I have 40 hours to get stuff done. I usually don't get everything I wanna get done. And sometimes it's very frustrating. So it's good to take a look at this list on where I'm spending my time and figure out, okay, maybe I don't need to be in Slack as much.

You know what, maybe these fires will put themselves out or other people can do it. It's not critical for me to be informed in every single decision that is being made right now. So, a good tip, something I didn't realize becoming a manager, block off time on your calendar for lunch [LAUGH].

People will schedule noon to 1 or whenever your lunch is. People will schedule right over that, so you have to block off time to eat lunch. That's something I learned very early on. I was very hungry in my early weeks of management. Another one is don't schedule back to back meetings where you can.

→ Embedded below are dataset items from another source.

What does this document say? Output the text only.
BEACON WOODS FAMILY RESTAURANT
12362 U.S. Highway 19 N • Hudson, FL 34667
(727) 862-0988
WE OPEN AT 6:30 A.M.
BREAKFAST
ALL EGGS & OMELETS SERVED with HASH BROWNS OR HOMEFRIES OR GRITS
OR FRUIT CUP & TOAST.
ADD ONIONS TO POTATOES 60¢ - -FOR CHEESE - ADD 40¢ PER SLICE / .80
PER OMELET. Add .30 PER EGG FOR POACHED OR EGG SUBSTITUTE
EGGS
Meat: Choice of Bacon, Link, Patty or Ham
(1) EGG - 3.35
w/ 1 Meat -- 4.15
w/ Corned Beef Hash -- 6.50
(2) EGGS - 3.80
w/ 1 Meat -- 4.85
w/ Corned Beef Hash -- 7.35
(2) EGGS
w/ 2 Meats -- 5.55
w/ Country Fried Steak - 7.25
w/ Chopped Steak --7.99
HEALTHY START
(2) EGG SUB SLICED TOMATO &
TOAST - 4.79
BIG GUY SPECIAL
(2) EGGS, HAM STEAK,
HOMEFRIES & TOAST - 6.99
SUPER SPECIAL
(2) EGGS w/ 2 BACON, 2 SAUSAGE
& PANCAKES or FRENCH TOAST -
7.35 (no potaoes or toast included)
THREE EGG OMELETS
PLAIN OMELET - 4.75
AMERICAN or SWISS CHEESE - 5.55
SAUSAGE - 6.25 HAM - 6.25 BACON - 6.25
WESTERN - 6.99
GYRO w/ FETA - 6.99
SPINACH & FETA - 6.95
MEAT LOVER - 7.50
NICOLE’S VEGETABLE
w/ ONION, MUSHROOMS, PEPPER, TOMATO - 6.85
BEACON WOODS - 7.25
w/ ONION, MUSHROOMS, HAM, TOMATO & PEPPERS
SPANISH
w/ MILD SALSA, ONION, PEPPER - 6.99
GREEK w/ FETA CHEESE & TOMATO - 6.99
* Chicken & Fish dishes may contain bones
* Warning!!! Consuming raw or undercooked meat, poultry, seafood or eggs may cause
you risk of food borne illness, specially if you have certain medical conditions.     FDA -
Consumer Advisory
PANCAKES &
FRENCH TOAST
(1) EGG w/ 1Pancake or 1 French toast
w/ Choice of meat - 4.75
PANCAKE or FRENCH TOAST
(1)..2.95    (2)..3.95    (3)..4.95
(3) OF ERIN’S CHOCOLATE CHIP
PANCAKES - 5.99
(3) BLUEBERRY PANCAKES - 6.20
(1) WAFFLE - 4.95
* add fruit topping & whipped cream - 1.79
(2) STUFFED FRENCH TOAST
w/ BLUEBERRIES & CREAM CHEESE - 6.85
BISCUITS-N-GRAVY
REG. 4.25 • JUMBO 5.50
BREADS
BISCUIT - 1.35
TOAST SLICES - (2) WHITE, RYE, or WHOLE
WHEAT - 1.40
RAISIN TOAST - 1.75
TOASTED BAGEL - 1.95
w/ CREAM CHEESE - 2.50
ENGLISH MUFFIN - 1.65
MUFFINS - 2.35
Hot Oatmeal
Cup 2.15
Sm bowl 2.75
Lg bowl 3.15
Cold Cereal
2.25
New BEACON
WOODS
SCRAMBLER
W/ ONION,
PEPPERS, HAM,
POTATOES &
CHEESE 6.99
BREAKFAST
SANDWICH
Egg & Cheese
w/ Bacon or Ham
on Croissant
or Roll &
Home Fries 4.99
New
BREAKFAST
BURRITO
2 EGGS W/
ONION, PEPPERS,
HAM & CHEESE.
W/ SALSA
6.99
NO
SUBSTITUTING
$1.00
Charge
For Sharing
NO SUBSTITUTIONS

Schedule a break in there to get water, a snack, use the restroom. If you don't, your calendar will fill up very, very quickly. Another lesson I learned as a manager is people, they don't care how many other meetings you have cuz they're not looking at your calendar. They're just like, here's a slot right there.

So you gotta look after yourself and you have to align about where you should be spending your time, and where you are spending your time. And it's gonna vary a lot from week to week. But overall, you should have strong themes. Otherwise, what happens is you get frustrated.

And you get burnt out. Cuz you're like, the things I wanna do and the things I should be doing are not lining up the things that I am doing today. So something's wrong there. An important takeaway from this exercise is, what can you do to make space for yourself?

Like I said, I like creative time. Software engineering is a creative business. You don't get through as much of it as manager. How can I make time to do that for myself? Maybe it's writing, maybe it's designing a new team logo. Just being creative in general. Planning a interesting off site.

I don't know. But you have to make space for yourself, that's really important. And more importantly, what do you need to be involved in, what can your team do? Are you in a bunch of project meetings? Do you need to be in those project meetings? Are you adding anything or can someone from your team take that on?

That's really important. And we talked about scaling yourself and delegating. This is a skill. And if you don't do it, you're gonna spend all of your time project meetings, one-on-one, status updates, etc. That really don't require your presence, but you're doing it anyways. Yeah.
>> And Jake in the chat mentions that I oftentimes block off periods of time throughout the day to work on technical items and items that are blocking the team.

>> I'm blocking the team. Then, that's time you can't account for. If you've over programmed your week, something comes up. There's, on-call, production's out. You need to jump in on something. You don't have time to do that, and you gotta rearrange your calendar. So I really don't encourage people to fill up their calendars.

No one's judging you, [LAUGH] no one's gonna think you're like, wow, look at this person. They're in 30 hours of meetings a week. When I see that, I see someone who doesn't know how to manage their time. Sometimes it's required, but you don't wanna get there. You're not effective at certain point.